Here is the entire code for this workflow:
We have written our first DAG using Airflow. Every day, this DAG will read data from three sources and store them in S3 and HDFS. Once the data is in the required place, we have a Spark job that runs an ETL task. We have also provided instructions to handle retries and the time to wait before retrying.
Gotchas
Use Refresh on the web interface: Any changes that you make to the DAGs or tasks don’t get automatically updated in Airflow. You’ll need to use the Refresh button on the web server to load the latest configurations.
Be careful when changing start_date
and schedule_interval
: As already mentioned, Airflow maintains a database of information about the various runs.
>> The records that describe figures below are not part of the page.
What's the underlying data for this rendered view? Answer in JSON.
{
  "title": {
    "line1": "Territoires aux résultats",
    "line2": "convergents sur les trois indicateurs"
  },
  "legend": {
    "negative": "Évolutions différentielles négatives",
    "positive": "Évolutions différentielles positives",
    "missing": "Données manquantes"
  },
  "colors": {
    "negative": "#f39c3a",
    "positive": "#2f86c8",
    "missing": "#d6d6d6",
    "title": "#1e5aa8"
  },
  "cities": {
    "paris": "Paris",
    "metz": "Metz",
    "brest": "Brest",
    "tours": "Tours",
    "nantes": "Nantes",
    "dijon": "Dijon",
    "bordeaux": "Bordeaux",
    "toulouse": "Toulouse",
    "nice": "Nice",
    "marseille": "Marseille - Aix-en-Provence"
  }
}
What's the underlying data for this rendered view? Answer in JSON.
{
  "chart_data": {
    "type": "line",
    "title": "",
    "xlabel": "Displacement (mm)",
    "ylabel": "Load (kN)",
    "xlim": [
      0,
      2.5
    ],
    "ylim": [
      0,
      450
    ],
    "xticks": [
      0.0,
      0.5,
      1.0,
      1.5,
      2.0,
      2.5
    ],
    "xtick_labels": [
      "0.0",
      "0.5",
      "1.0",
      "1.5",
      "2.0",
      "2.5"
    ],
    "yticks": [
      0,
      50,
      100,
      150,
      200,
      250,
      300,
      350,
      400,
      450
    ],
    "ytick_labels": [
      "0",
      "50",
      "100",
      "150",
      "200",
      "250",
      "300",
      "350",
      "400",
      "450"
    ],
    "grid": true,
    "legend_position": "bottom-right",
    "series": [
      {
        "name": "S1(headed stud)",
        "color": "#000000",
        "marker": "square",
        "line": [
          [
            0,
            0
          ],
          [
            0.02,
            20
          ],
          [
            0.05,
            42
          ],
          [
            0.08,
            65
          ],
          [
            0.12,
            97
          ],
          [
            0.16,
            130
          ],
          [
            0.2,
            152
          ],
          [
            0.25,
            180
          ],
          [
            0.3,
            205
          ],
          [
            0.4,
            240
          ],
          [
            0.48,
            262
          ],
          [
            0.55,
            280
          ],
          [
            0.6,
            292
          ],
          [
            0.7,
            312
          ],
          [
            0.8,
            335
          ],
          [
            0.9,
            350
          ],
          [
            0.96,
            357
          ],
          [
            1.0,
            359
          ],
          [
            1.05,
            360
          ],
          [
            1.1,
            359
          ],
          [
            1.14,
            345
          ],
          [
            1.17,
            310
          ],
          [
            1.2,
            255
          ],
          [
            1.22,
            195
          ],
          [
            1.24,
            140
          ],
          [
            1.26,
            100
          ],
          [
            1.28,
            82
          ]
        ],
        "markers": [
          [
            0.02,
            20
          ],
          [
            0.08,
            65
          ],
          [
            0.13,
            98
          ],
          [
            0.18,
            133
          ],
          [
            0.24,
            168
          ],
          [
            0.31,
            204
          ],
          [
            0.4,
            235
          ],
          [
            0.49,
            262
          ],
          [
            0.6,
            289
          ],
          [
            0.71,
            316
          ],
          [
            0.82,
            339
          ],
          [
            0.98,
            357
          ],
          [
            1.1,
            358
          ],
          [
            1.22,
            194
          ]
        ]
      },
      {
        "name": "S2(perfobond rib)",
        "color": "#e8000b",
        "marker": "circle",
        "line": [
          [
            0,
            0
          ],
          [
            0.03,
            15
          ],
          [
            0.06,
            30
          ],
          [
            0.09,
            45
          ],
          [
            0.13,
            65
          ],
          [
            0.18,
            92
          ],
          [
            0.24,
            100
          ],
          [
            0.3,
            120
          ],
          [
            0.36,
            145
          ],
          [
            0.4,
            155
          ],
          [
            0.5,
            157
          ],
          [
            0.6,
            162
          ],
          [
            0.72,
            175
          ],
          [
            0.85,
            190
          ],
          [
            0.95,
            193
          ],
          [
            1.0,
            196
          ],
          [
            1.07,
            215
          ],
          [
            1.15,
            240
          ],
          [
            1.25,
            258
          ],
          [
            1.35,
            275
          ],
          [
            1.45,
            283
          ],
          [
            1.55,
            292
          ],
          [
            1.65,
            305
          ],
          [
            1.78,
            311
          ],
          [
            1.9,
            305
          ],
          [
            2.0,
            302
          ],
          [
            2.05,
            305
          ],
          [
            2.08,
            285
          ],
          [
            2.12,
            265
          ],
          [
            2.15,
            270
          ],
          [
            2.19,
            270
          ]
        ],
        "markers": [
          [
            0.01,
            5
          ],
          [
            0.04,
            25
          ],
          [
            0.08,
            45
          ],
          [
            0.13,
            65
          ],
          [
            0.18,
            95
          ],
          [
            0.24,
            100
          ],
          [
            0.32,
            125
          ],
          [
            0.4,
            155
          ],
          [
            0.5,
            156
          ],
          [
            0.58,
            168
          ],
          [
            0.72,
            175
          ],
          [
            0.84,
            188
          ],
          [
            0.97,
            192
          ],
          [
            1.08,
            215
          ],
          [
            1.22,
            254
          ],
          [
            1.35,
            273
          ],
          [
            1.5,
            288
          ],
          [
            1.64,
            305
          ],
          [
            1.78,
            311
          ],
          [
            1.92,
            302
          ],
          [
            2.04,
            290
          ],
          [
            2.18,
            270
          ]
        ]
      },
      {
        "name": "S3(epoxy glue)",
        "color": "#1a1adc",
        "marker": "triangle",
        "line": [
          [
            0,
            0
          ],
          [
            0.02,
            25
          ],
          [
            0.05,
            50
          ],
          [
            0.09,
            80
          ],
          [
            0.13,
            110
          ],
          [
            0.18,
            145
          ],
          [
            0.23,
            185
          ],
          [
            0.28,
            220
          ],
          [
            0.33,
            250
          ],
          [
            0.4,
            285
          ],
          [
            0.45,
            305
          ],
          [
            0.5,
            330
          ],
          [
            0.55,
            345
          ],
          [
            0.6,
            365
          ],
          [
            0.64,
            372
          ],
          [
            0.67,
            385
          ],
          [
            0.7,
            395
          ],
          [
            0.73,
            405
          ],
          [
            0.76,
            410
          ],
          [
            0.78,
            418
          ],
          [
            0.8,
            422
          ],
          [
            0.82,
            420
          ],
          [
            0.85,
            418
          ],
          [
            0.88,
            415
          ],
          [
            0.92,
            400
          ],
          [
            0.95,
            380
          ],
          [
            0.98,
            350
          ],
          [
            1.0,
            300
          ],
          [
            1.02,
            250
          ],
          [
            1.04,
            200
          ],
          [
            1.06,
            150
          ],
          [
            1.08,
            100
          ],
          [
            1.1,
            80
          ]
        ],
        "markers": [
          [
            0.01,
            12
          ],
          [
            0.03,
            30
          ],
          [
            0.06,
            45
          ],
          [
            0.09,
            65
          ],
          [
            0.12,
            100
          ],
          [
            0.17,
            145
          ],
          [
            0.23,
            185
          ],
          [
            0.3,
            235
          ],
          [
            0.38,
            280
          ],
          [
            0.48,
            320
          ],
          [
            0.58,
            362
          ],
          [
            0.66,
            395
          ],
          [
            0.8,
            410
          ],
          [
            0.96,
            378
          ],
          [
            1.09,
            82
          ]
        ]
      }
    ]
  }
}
Once you run a DAG, it creates entries in the database with those details. Any changes to the start_date
and schedule_interval
can cause the workflow to be in a weird state that may not recover properly.
Start scheduler separately: It seems obvious to start the scheduler when the web server is started. Airflow doesn’t work that way for an important reason — to provide separation of concerns when deployed in a cluster environment where the Scheduler and web server aren’t necessarily onthe same machine.
Understand Cron definitions when using it in schedule_interval
: You can set the value for schedule_interval
in a similar way you set a Cron job. Be sure you understand how they are configured. Here is a good start to know more about those configurations.
You can also check out more FAQs that the Airflow project has compiled to help beginners get started with writing workflows easily.